In the early 18. century, Tiberias was under the rule of the Arab-Bedouin ruler Dhaher al-Omar. Around 1730, Dhaher and his brother Youssef settled in Tiberias. He fortified the town and made agreement with the neighbouring Bedouin tribes to prevent their looting raids. Accounts from that time tell of the great admiration which the people had for Dhaher, especially for his war against bandits on the roads. Richard Pococke, who visited Tiberias in 1727, witnessed the building of a fort to the north of the city, and the strengthening of the old walls, and attributed it to a disagreement with the pasha (ruler) of Damascus. it was under Dhaher's patronage that Jewish families were encouraged to settle in Tiberias around 1742.
In 1746, rabbi Moshe Chaim Luzzatto, a leading ethicist and kabbalist of his generation, died of the plague in the nearby Mediterranean port city of Akko and was buried overlooking Tiberias, next to a site traditionally venerated as the grave of Rabbi Akiva.
In the 18th and 19th centuries Tiberias received an influx of rabbis who established the city as a center for Jewish learning.

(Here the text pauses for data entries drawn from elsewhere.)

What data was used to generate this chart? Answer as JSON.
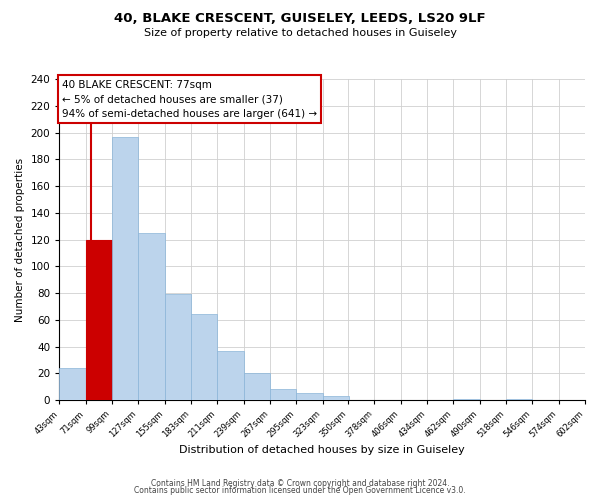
{
  "title": "40, BLAKE CRESCENT, GUISELEY, LEEDS, LS20 9LF",
  "subtitle": "Size of property relative to detached houses in Guiseley",
  "xlabel": "Distribution of detached houses by size in Guiseley",
  "ylabel": "Number of detached properties",
  "bar_edges": [
    43,
    71,
    99,
    127,
    155,
    183,
    211,
    239,
    267,
    295,
    323,
    350,
    378,
    406,
    434,
    462,
    490,
    518,
    546,
    574,
    602
  ],
  "bar_heights": [
    24,
    120,
    197,
    125,
    79,
    64,
    37,
    20,
    8,
    5,
    3,
    0,
    0,
    0,
    0,
    1,
    0,
    1,
    0,
    0
  ],
  "bar_color": "#bcd4ec",
  "red_bar_index": 1,
  "red_bar_color": "#cc0000",
  "property_line_x": 77,
  "annotation_title": "40 BLAKE CRESCENT: 77sqm",
  "annotation_line1": "← 5% of detached houses are smaller (37)",
  "annotation_line2": "94% of semi-detached houses are larger (641) →",
  "annotation_box_color": "#ffffff",
  "annotation_border_color": "#cc0000",
  "ylim": [
    0,
    240
  ],
  "yticks": [
    0,
    20,
    40,
    60,
    80,
    100,
    120,
    140,
    160,
    180,
    200,
    220,
    240
  ],
  "tick_labels": [
    "43sqm",
    "71sqm",
    "99sqm",
    "127sqm",
    "155sqm",
    "183sqm",
    "211sqm",
    "239sqm",
    "267sqm",
    "295sqm",
    "323sqm",
    "350sqm",
    "378sqm",
    "406sqm",
    "434sqm",
    "462sqm",
    "490sqm",
    "518sqm",
    "546sqm",
    "574sqm",
    "602sqm"
  ],
  "footer1": "Contains HM Land Registry data © Crown copyright and database right 2024.",
  "footer2": "Contains public sector information licensed under the Open Government Licence v3.0.",
  "bg_color": "#ffffff",
  "grid_color": "#d0d0d0"
}
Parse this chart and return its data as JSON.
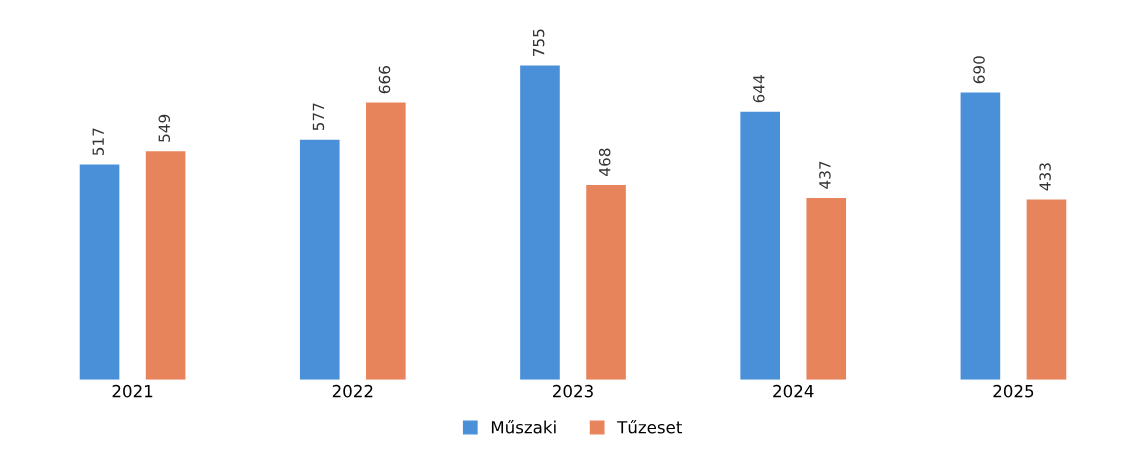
{
  "chart_data": {
    "type": "bar",
    "categories": [
      "2021",
      "2022",
      "2023",
      "2024",
      "2025"
    ],
    "series": [
      {
        "name": "Műszaki",
        "color": "#4a90d9",
        "values": [
          517,
          577,
          755,
          644,
          690
        ]
      },
      {
        "name": "Tűzeset",
        "color": "#e8845c",
        "values": [
          549,
          666,
          468,
          437,
          433
        ]
      }
    ],
    "data_labels": true,
    "legend": "bottom",
    "grid": false
  }
}
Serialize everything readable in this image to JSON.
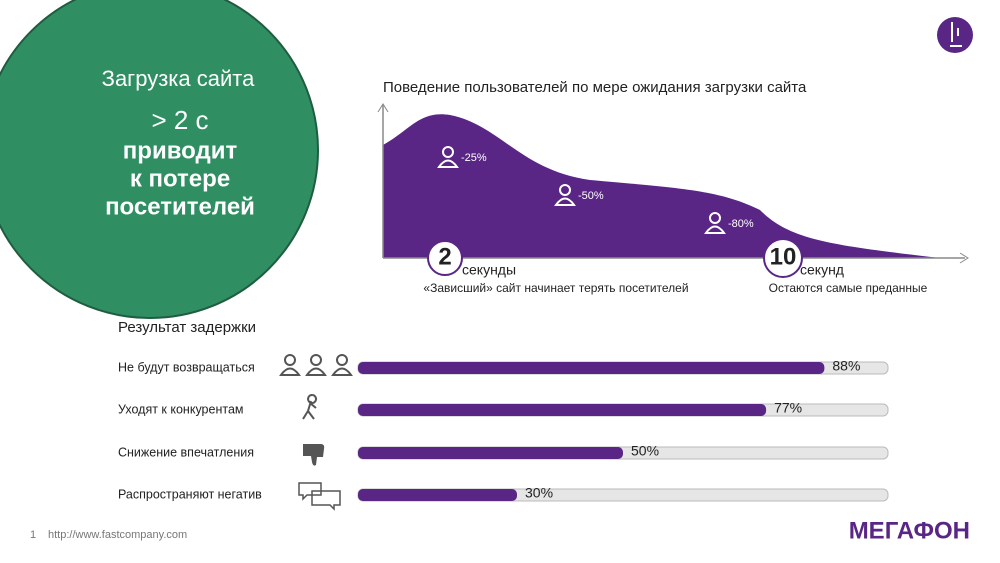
{
  "circle": {
    "lines": [
      "Загрузка сайта",
      "> 2 с",
      "приводит",
      "к потере",
      "посетителей"
    ]
  },
  "behavior": {
    "title": "Поведение пользователей по мере ожидания загрузки сайта",
    "markers": [
      "-25%",
      "-50%",
      "-80%"
    ],
    "points": [
      {
        "number": "2",
        "unit": "секунды",
        "caption": "«Зависший» сайт начинает терять посетителей"
      },
      {
        "number": "10",
        "unit": "секунд",
        "caption": "Остаются самые преданные"
      }
    ]
  },
  "chart_data": {
    "type": "bar",
    "title": "Результат задержки",
    "categories": [
      "Не будут возвращаться",
      "Уходят к конкурентам",
      "Снижение впечатления",
      "Распространяют негатив"
    ],
    "values": [
      88,
      77,
      50,
      30
    ],
    "value_labels": [
      "88%",
      "77%",
      "50%",
      "30%"
    ],
    "color": "#5a2686",
    "xlim": [
      0,
      100
    ]
  },
  "footer": {
    "page": "1",
    "source": "http://www.fastcompany.com",
    "logo": "МЕГАФОН"
  }
}
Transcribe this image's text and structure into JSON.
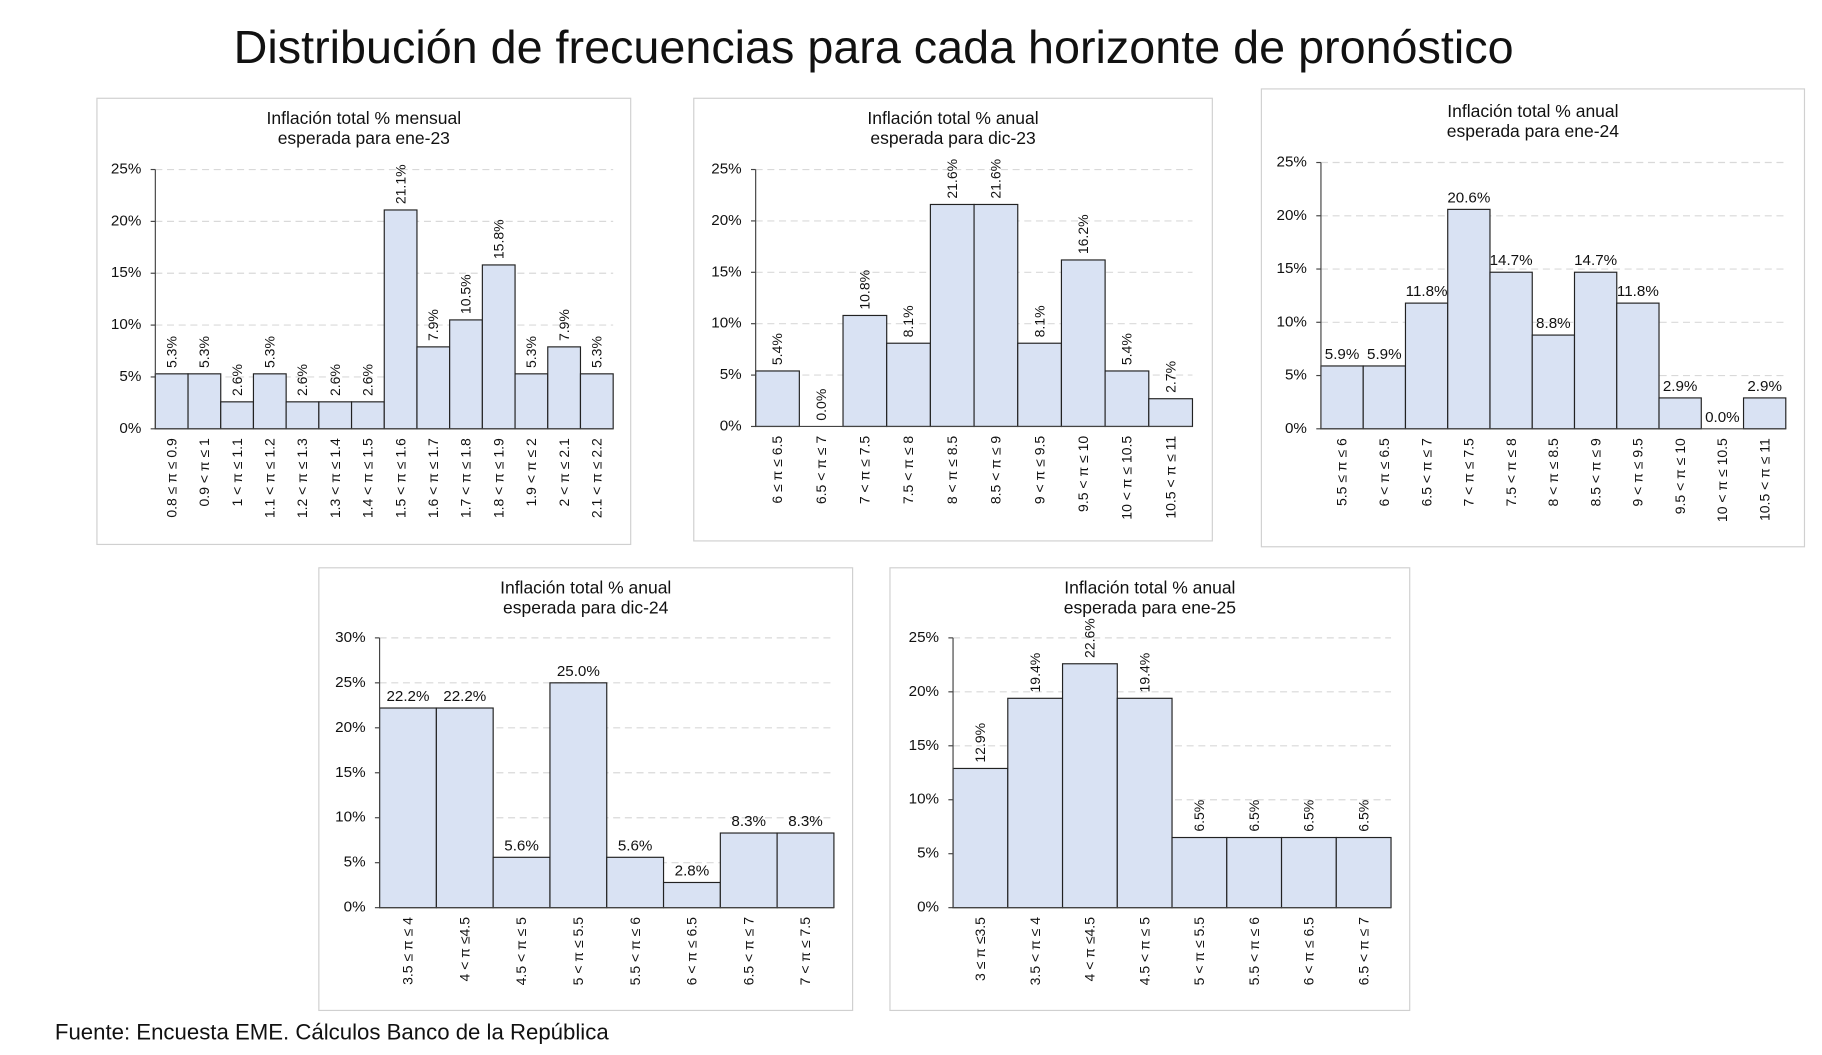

During this time Tiberias became recognized as one of the Jewish Four Holy Cities, along with Jerusalem, Hebron, and Safed.
In 1938, Arab militants murdered 20 Jews in Tiberias as part of the 1936–1939 Arab revolt in Palestine. In 1948, 9 Jews were massacred in Tiberias, and many Jewish families fled their homes for fear of more slaughter.
Between the 8 and 9 April sporadic shooting broke out between Palestinian Jewish and Palestinian Arab neighbourhoods of Teberias. On 10 April 1948, the Haganah, launched a violent mortar barrage against the Palestinian Arab residents. The British Mandatory authorities demanded that the entire Jewish population of Tiberias immediately remove itself from Tiberias or be prepared to suffer British shelling in support of the Arab attack. The Haganah counterattacked the “Arab Liberation Army” commanded by Fawzi al-Qawuqji, and captured Arab villages and neighborhoods which were deemed hostile. They razed these Arab villages to the ground and partly caused the exodus, under British military protection, of the entire Arab population. As a result of these conflicts, Tiberias and Safed, where the population had been mixed, became all-Jewish cities.
Today, Tiberias is Israel's most popular holiday resort in the northern part of the country.
In October 2004, a controversial group of rabbis claiming to represent varied communities in Israel undertook a ceremony in Tiberias, claiming to have established a new Sanhedrin.
Following Hapoel's demise, a new club, Ironi Tiberias, was established, which currently plays in Liga Alef.